While two films in production in Cleveland shut down after COVID-19 swept through the city this past spring, the industry appears to be showing encouraging signs of recovery.

Evan Miller, president of the Greater Cleveland Film Commission, said he’s optimistic that with the release of more than $20 million in 30% tax credits in 2021, the film industry will recover locally.

Meantime, several commercials are in production in Cleveland and its surroundings, Miller said.

“Slowly across the nation, we’re starting to see some production ramp back up,” Miller told the Cleveland Jewish News Oct. 6.

“We have been able to see a good amount of commercial work that’s started to take off and we’re optimistic that especially early next year we’re going to be able to pick up.”

Cinema chain Cineworld said Oct. 4 it is considering closing all its movie theaters in the United States and Britain, after the postponement of the new James Bond film left a big hole in schedules.

Cineworld Group PLC owns 543 Regal cinemas in the U.S. and 128 Cineworld venues in the U.K. and Ireland. There are about 15 Regal Cinemas in Northeast Ohio.
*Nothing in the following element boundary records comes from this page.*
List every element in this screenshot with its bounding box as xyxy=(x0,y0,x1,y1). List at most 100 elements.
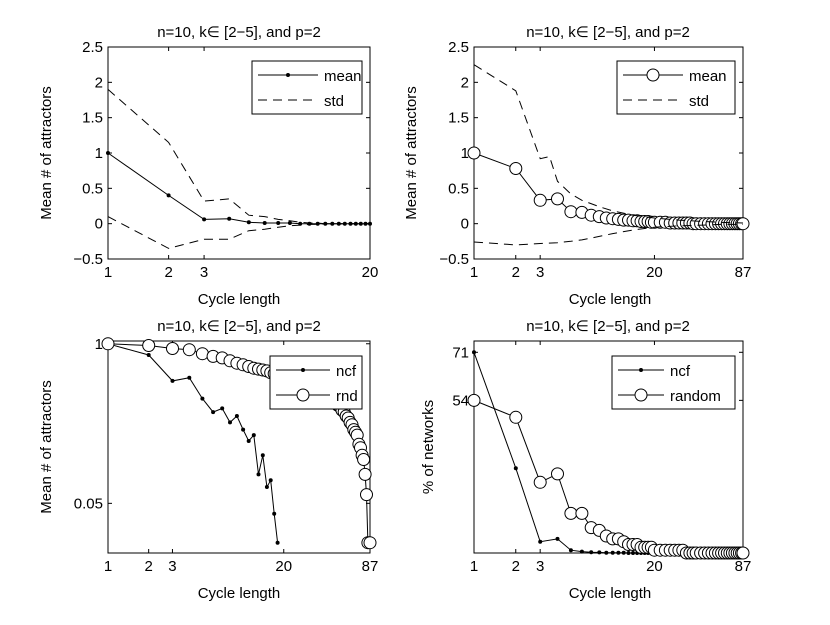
x-tick-label: 2 xyxy=(512,264,520,281)
data-point-ncf xyxy=(228,420,232,425)
x-tick-label: 3 xyxy=(168,558,176,575)
data-point-random xyxy=(736,546,750,560)
legend-random-marker xyxy=(634,388,648,402)
x-tick-label: 1 xyxy=(470,264,478,281)
legend: mean std xyxy=(616,60,736,115)
data-point-ncf xyxy=(626,551,631,555)
data-point-rnd xyxy=(195,347,209,361)
legend: mean std xyxy=(251,60,363,115)
y-axis-label: % of networks xyxy=(420,400,437,494)
y-ticks: −0.5 0 0.5 1 1.5 2 2.5 xyxy=(73,39,370,268)
y-tick-label: 1 xyxy=(95,336,103,353)
panel-3: n=10, k∈ [2−5], and p=2 Cycle length Mea… xyxy=(38,318,378,602)
panel-2: n=10, k∈ [2−5], and p=2 Cycle length Mea… xyxy=(403,24,751,308)
y-axis-label: Mean # of attractors xyxy=(38,380,55,513)
y-tick-label: 2.5 xyxy=(82,39,103,56)
series-line-std-lower xyxy=(473,223,743,246)
y-tick-label: 71 xyxy=(452,344,469,361)
x-tick-label: 2 xyxy=(164,264,172,281)
data-point-ncf xyxy=(234,414,239,418)
data-point-mean xyxy=(509,162,523,175)
data-point-mean xyxy=(467,146,481,160)
data-point-ncf xyxy=(275,540,280,545)
legend-box xyxy=(611,355,736,410)
data-point-mean xyxy=(262,221,267,225)
data-point-ncf xyxy=(589,550,594,555)
data-point-ncf xyxy=(264,485,269,489)
y-tick-label: 2 xyxy=(95,74,103,91)
data-point-ncf xyxy=(472,350,476,355)
data-point-rnd xyxy=(360,488,373,502)
y-tick-label: 0 xyxy=(461,216,469,233)
y-axis-label: Mean # of attractors xyxy=(403,86,420,219)
legend-std-label: std xyxy=(324,93,344,110)
x-tick-label: 20 xyxy=(646,558,663,575)
x-axis-label: Cycle length xyxy=(198,585,281,602)
legend-random-label: random xyxy=(670,388,721,405)
series xyxy=(467,350,750,560)
data-point-ncf xyxy=(616,550,621,555)
data-point-rnd xyxy=(358,467,372,481)
panel-title: n=10, k∈ [2−5], and p=2 xyxy=(526,24,690,41)
data-point-mean xyxy=(330,221,335,226)
data-point-random xyxy=(467,393,481,407)
x-tick-label: 20 xyxy=(362,264,379,281)
x-axis-label: Cycle length xyxy=(198,291,281,308)
legend-mean-label: mean xyxy=(689,68,727,85)
x-tick-label: 87 xyxy=(735,558,752,575)
panel-title: n=10, k∈ [2−5], and p=2 xyxy=(157,24,321,41)
panel-title: n=10, k∈ [2−5], and p=2 xyxy=(526,318,690,335)
data-point-mean xyxy=(307,221,312,226)
y-ticks: 54 71 xyxy=(452,344,743,409)
y-tick-label: 0.05 xyxy=(74,495,103,512)
panel-title: n=10, k∈ [2−5], and p=2 xyxy=(157,318,321,335)
x-ticks: 1 2 3 20 87 xyxy=(470,47,751,281)
legend-ncf-label: ncf xyxy=(670,363,691,380)
x-ticks: 1 2 3 20 xyxy=(104,47,379,281)
x-tick-label: 20 xyxy=(275,558,292,575)
legend: ncf rnd xyxy=(269,355,363,410)
data-point-ncf xyxy=(568,548,573,553)
x-tick-label: 1 xyxy=(470,558,478,575)
x-tick-label: 3 xyxy=(536,264,544,281)
data-point-ncf xyxy=(610,550,615,555)
x-tick-label: 87 xyxy=(362,558,379,575)
data-point-ncf xyxy=(268,478,273,483)
data-point-random xyxy=(564,506,578,520)
series-line-std-lower xyxy=(107,216,370,249)
x-tick-label: 1 xyxy=(104,558,112,575)
data-point-ncf xyxy=(621,550,626,555)
data-point-random xyxy=(509,410,523,424)
data-point-rnd xyxy=(363,536,377,550)
data-point-rnd xyxy=(182,343,196,357)
data-point-ncf xyxy=(597,550,602,555)
data-point-mean xyxy=(551,192,564,206)
y-axis-label: Mean # of attractors xyxy=(38,86,55,219)
data-point-mean xyxy=(166,193,171,198)
data-point-ncf xyxy=(220,406,225,411)
y-tick-label: 0.5 xyxy=(82,180,103,197)
data-point-rnd xyxy=(101,337,115,351)
data-point-ncf xyxy=(272,511,277,516)
x-axis-label: Cycle length xyxy=(569,585,652,602)
data-point-mean xyxy=(276,221,281,225)
data-point-ncf xyxy=(211,410,216,415)
legend-mean-marker xyxy=(646,68,660,82)
data-point-random xyxy=(575,506,589,520)
data-point-ncf xyxy=(251,433,256,438)
x-tick-label: 2 xyxy=(512,558,520,575)
data-point-mean xyxy=(564,205,578,219)
data-point-ncf xyxy=(187,375,192,380)
data-point-mean xyxy=(287,221,292,225)
y-tick-label: 2.5 xyxy=(448,39,469,56)
series xyxy=(467,64,750,246)
data-point-mean xyxy=(246,220,251,225)
data-point-mean xyxy=(315,221,320,226)
data-point-ncf xyxy=(555,536,560,541)
data-point-mean xyxy=(227,216,232,221)
data-point-ncf xyxy=(241,427,246,432)
legend-mean-marker xyxy=(286,73,290,77)
y-tick-label: 1 xyxy=(461,145,469,162)
y-tick-label: 1.5 xyxy=(448,110,469,127)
Miller said over the summer, as restrictions loosened, production on commercials started up again.

“It’s ultimately not the full volume we want, but it’s good that things are starting and people are getting back to work,” Miller said.

Miller’s office of six has pivoted to working remotely and has worked to become knowledgeable about the latest protocols for the industry during the pandemic and to source personal protective equipment as well as access to testing should productions need that.

While the pandemic dampened the film industry, it also heightened and shifted demand for content.

“To a certain degree, too, anyone who wasn’t used to watching video or content on the computer screen has gotten a lot more used to it,” Miller said. “We’ve already seen those viewing habits really change where people are streaming and watching things via their phone. COVID has kind of exacerbated that a little bit.”

At the same time, he said, “There’s always going to be a place for movie theaters.”

During this time, the commission has also made racial equity a focal point, with film festivals highlighting that topic, he said.

The state will award the next round of tax credits to filmmakers in Jan. 2021, with applications open from Oct. 15 through Dec. 1. Miller said those funds offset Ohio spending by 30%.

“It should be at least $20 (million), but there may be some extra from a project that fell through,” he said, adding that the state determines awards “based on the economic impact in Ohio.”

In 2021, Ohio’s total tax credit allocation is expected to top $40 million.

“We were already at the highest number of series produced before the pandemic,” he said. “And that number’s only going to go up. And we strongly feel, why not, you know if it’s going to be produced, why not have it produced in Cleveland.”

Miller returned to his hometown of Cleveland from Los Angeles in

August 2020, where he replaced Ivan Schwarz at the helm of the commission. He said the initial pull was family, and he has been particularly glad to be in Cleveland during the pandemic.

“I’ve been fortunate, obviously, to have an amazing team that really, we’ve all supported each other, and an amazing board of directors as well,” said Miller, a married Brecksville resident and father of two. “But really, one of the nicest things about being back here is having family and being able to be here for them.”

The Associated Press contributed to this story.